Naturally, Diamondback editors bailed him out.
Many Diamondback journalists from this era consider themselves lucky — to have witnessed history unfold on campus, messy as ever, and to have forged careers in journal-ism covering a student body torn asunder by a bloody foreign war.
“It’s a great crucible for journalists, because you just don’t get better experience than that,” Neighbor said. “The people from that era still get together. We have an annual reunion at Ledo’s and reminisce.”
And every day, there was a newspaper to put out.
“The Diamondback was absolutely the center of the universe for Maryland,” Fribush said. “Everybody picked up a paper … They were gone at the end of the day.”
Back then, editors would drive all the way to a facility in Silver Spring to arrange the type for printing, Fribush said. It was no wonder, then, that class often fell by the wayside.
“I was taking this business class, and I missed the midterm, I missed the makeup for the midterm, and I almost missed the makeup for the makeup for the midterm, because I was too busy being a student journalist,” Gainen said.
Argus fights censorship
Before and after the protests in 1970, Argus magazine goaded administrators with raunchy and politically powerful editions, paving the way for an independent board that would manage student publications.
In December of 1969, Argus tried to place an image of a burning American flag on its cover, but officials refused to print the magazine until the photo was removed. Eventually, the magazine would be printed with the word “censored” across its cover.
Argus ultimately sued Elkins for censorship with the help of the American Civil Liberties Union — and won. A federal district court ruled that the university couldn’t censor similar content in the future.
In 1970, the magazine promoted a creative pornography contest, a headline designed to incite the university to block it.
“We thought even using the name pornography, with nothing behind it other than saying this is a pornography issue, would be enough to get it banned,” said Dave Bourdon, former Argus editor in chief.
Argus would continue a movement of what then-managing editor Alan Lewis called “disruptive political theater.”
Meanwhile, there was progress being made toward establishing an outside publisher. But in a proposed makeup of the publisher’s board, only two student editors would have held seats, which prompted backlash. In an April 1971 editorial, The Diamondback wrote “the proposed board of directors is entirely, unequivocally unacceptable.”
Eventually, campus publications — which included the Black Explosion and the Terrapin Yearbook, in addition to Argus and The Diamondback — accepted a newly proposed makeup of the corporation, and in September 1971, Maryland Media Inc. was established.
The paper had officially cut ties with the university.
In the months that followed, the paper forged ahead, holding the university’s administration accountable in new ways. In an editorial published in March 1972 titled “What is the administration hiding?” the paper published faculty and staff salaries for the first time.
The process was not conflict-free, former staff member Sandra Fleishman said. Before publication, a journalism department staffer tried to take copies of the salaries from reporters.

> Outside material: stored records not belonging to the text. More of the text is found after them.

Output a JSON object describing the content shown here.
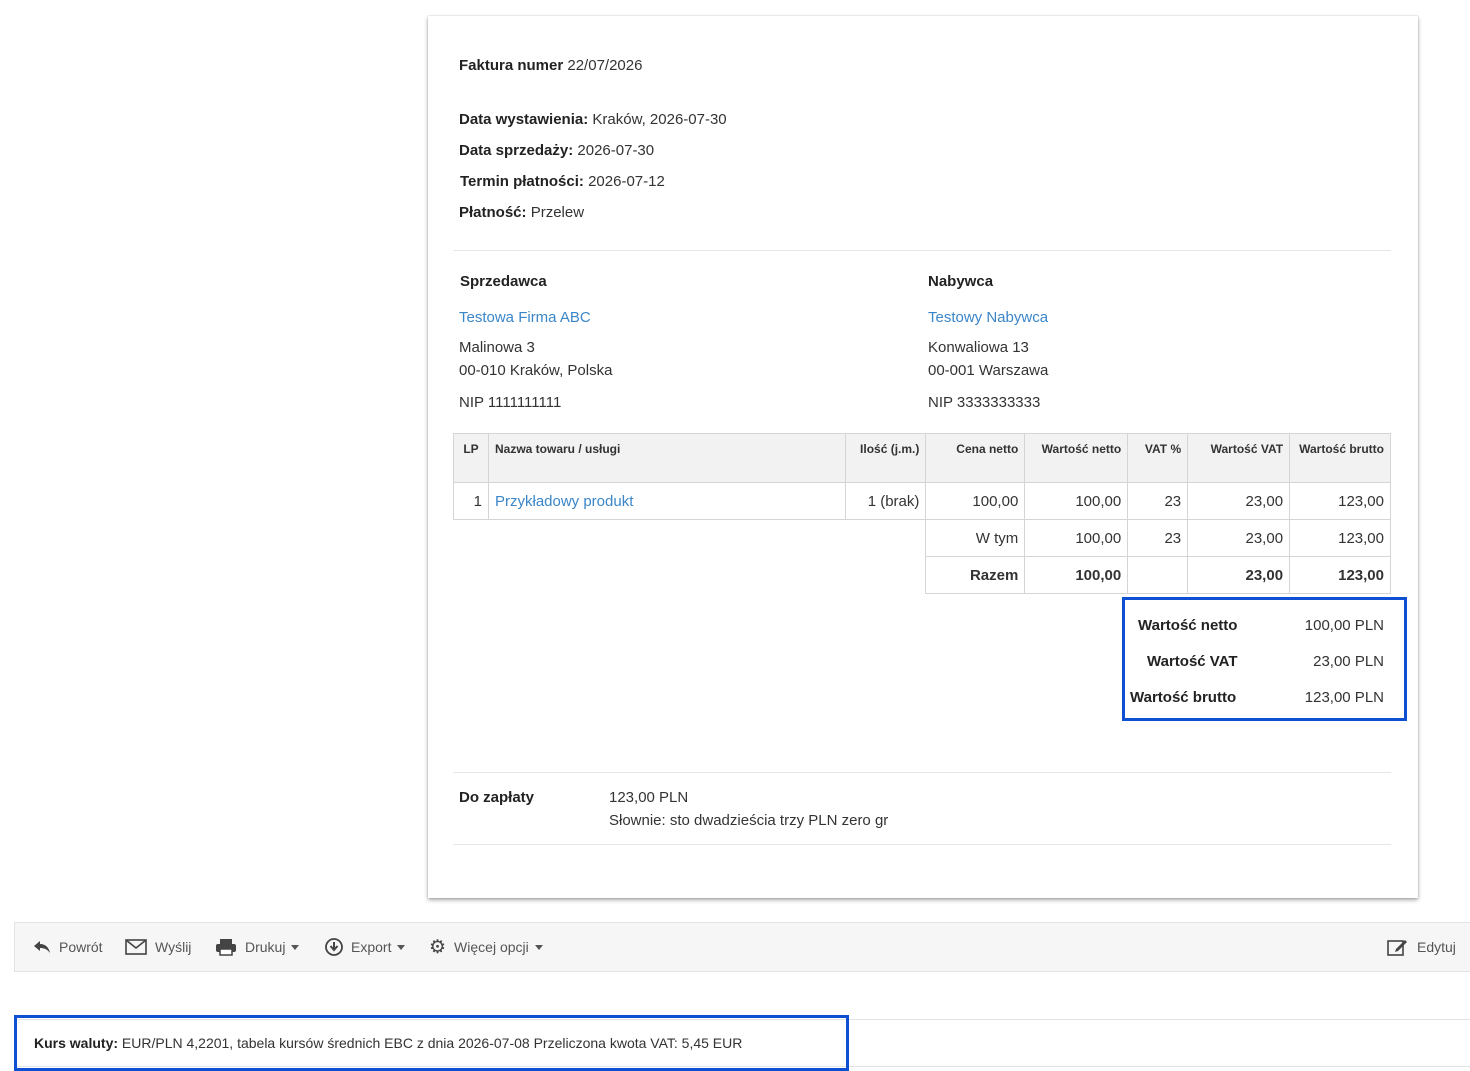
{
  "header": {
    "invoice_label": "Faktura numer",
    "invoice_number": "22/07/2026",
    "issue_label": "Data wystawienia:",
    "issue_value": "Kraków, 2026-07-30",
    "sale_label": "Data sprzedaży:",
    "sale_value": "2026-07-30",
    "due_label": "Termin płatności:",
    "due_value": "2026-07-12",
    "payment_label": "Płatność:",
    "payment_value": "Przelew"
  },
  "seller": {
    "heading": "Sprzedawca",
    "name": "Testowa Firma ABC",
    "street": "Malinowa 3",
    "city": "00-010 Kraków, Polska",
    "nip": "NIP 1111111111"
  },
  "buyer": {
    "heading": "Nabywca",
    "name": "Testowy Nabywca",
    "street": "Konwaliowa 13",
    "city": "00-001 Warszawa",
    "nip": "NIP 3333333333"
  },
  "table": {
    "headers": [
      "LP",
      "Nazwa towaru / usługi",
      "Ilość (j.m.)",
      "Cena netto",
      "Wartość netto",
      "VAT %",
      "Wartość VAT",
      "Wartość brutto"
    ],
    "rows": [
      {
        "lp": "1",
        "name": "Przykładowy produkt",
        "qty": "1 (brak)",
        "price": "100,00",
        "net": "100,00",
        "vat_pct": "23",
        "vat": "23,00",
        "gross": "123,00"
      }
    ],
    "subtotal": {
      "label": "W tym",
      "net": "100,00",
      "vat_pct": "23",
      "vat": "23,00",
      "gross": "123,00"
    },
    "total": {
      "label": "Razem",
      "net": "100,00",
      "vat": "23,00",
      "gross": "123,00"
    }
  },
  "summary": {
    "net_label": "Wartość netto",
    "net_value": "100,00 PLN",
    "vat_label": "Wartość VAT",
    "vat_value": "23,00 PLN",
    "gross_label": "Wartość brutto",
    "gross_value": "123,00 PLN"
  },
  "payment_due": {
    "label": "Do zapłaty",
    "amount": "123,00 PLN",
    "words": "Słownie: sto dwadzieścia trzy PLN zero gr"
  },
  "toolbar": {
    "back": "Powrót",
    "send": "Wyślij",
    "print": "Drukuj",
    "export": "Export",
    "more": "Więcej opcji",
    "edit": "Edytuj"
  },
  "exchange": {
    "label": "Kurs waluty:",
    "text": "EUR/PLN 4,2201, tabela kursów średnich EBC z dnia 2026-07-08 Przeliczona kwota VAT: 5,45 EUR"
  },
  "colors": {
    "link": "#3a86c8",
    "highlight": "#0f4fd1"
  }
}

“There were people who felt like it was an invasion of privacy, and I think that the university was embarrassed to not know that we were going to do that,” Fleishman said.
The editors of the student publications under Maryland Media Inc. didn’t know how independence would turn out in the long run. But, to this day, the paper remains financially separate from the university it covers — even as the print newspaper business becomes less profitable.
“The Diamondback did become the real newspaper it needed to be,” Lewis said.